Since Wikidata RDF ontology is not "beta" anymore, it's time to remove BETA marker from RDF dumps. The name is now e.g. wikidata-20190617-all-BETA.ttl.bz2 but should be just wikidata-20190617-all.ttl.bz2.
Description
Details
Project | Branch | Lines +/- | Subject | |
---|---|---|---|---|
operations/puppet | production | +3 -3 | Remove BETA from RDF dump filenames |
Related Objects
Event Timeline
I think we need to drop a note to wikidata-l, maybe also add something to Weekly notes (@Lea_Lacroix_WMDE ?). Not sure what else.
Because this affects downloaders, might as well blast xmldatadumps-l and tbh I would forward to wikitech-l too.
I take care of Wikidata newsletter and TechNews. Any idea when this change will take place?
What do people think of a July 29 deadline (the start of that run)? Unfortunately we can't really do a 1st of the month change.
Change 518108 had a related patch set uploaded (by Smalyshev; owner: Smalyshev):
[operations/puppet@production] Remove BETA from RDF dump filenames
Thanks for the ping! I don't use RDF dumps at the moment, and I'm fine with this change.
Oh, July... Somehow I've read that as "June". Maybe a bit earlier? Couple of weeks should be enough for preparing the software...
OK, let's go for July 15th then, again between runs. How does that sound? (But let's make sure that date is announced everywhere.)
@ArielGlenn just to be sure, are you going to rename only the new dumps to come, or also the previous ones?
Announced ✅ on Wikidata, on the wikidata, wikidata-tech, wikitech-l, xmldatadumps-l mailing-lists, on Weekly Summary and TechNews.
Change 518108 merged by ArielGlenn:
[operations/puppet@production] Remove BETA from RDF dump filenames
While this issue is supposed to be closed, one can still see at https://dumps.wikimedia.org/wikidatawiki/entities/20210628/ a "-all-BETA" dumps (in .nt and .ttl formats) and a -all.json format dump.
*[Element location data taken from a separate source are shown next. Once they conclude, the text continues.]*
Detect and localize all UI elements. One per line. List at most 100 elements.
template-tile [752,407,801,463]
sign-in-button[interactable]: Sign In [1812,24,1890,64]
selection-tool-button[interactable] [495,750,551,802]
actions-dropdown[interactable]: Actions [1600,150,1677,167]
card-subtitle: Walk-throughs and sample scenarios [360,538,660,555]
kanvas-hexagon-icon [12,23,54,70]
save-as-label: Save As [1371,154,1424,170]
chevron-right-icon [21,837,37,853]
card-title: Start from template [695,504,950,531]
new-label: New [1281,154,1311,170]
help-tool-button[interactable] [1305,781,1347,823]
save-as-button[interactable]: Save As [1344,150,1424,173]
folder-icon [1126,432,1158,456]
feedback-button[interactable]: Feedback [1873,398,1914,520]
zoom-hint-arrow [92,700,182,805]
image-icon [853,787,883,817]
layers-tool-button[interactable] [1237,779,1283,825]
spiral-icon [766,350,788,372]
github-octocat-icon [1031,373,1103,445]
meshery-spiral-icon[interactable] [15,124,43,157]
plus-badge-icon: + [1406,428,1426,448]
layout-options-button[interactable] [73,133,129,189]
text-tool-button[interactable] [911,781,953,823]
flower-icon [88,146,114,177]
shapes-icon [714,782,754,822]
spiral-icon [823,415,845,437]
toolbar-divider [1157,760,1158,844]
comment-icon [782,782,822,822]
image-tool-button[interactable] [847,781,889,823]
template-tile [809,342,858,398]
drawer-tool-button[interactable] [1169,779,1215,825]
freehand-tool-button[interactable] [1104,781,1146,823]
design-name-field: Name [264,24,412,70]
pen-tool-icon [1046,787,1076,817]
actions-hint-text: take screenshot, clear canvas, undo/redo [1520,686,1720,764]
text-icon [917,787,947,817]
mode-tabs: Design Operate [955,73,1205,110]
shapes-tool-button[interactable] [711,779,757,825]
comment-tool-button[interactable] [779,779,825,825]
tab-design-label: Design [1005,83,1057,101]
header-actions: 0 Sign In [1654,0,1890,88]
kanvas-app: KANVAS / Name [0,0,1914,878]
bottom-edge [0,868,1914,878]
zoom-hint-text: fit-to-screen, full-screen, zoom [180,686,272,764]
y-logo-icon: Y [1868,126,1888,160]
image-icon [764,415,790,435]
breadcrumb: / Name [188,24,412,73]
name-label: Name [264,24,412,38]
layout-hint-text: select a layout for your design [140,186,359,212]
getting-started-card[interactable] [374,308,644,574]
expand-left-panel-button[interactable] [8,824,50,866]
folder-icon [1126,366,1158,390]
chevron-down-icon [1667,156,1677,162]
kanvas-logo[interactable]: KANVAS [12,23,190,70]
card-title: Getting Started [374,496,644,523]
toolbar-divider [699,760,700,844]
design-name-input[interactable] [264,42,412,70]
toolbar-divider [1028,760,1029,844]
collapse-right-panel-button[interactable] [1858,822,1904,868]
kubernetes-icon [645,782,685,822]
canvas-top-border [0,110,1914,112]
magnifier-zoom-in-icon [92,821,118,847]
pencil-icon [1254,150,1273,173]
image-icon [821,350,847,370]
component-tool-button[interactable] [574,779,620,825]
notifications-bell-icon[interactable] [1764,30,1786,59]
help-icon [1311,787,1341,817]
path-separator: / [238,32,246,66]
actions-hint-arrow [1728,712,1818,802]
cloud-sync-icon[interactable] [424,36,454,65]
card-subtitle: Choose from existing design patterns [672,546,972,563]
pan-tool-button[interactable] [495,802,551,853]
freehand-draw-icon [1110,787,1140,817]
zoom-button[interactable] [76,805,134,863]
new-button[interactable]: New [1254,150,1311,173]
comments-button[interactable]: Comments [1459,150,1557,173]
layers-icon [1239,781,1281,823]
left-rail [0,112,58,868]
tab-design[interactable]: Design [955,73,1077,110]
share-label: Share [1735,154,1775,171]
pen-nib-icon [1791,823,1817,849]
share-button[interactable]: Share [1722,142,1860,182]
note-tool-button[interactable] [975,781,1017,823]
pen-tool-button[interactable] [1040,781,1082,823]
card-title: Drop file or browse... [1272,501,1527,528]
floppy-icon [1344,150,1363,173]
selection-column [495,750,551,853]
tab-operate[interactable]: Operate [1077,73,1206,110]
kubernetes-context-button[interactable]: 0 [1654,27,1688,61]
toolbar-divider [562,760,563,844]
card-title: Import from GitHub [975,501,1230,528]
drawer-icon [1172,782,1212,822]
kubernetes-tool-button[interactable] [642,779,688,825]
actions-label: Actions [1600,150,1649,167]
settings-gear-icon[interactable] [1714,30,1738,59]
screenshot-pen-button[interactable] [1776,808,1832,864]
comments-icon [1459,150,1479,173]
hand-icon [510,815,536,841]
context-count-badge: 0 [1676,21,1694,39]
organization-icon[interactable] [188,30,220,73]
Is it normal? Can you please confirm that the content of those dumps is the same except for the serialization format?
Hm, I think there’s two different things here.
- It looks like we removed the “-BETA” from the name of the latest dumps (e.g. latest-all.ttl.gz), but not from the timestamped ones (e.g. wikidata-20210628-all-BETA.ttl.gz). This wasn’t mentioned in the announcement, so I don’t think it’s intentional, and we probably want to fix it.
- @Rtroncy, I’m not sure what you mean by the same content, but as far as I’m aware, we don’t guarantee any atomicity for those dumps, neither within a dump nor between them. Since the .nt, .ttl and .json dumps are created independently (as far as I know), they probably don’t quite contain the same data, because Wikidata edits continue while the dumpers are working. Does that answer your question?
Thanks for the clarifications, this does perfectly answer my questions. I would consider though that the differences between the different formats of the dumps are minor, even if the processes are independent but this is indeed interesting to highlight, I don't think many people are aware of this.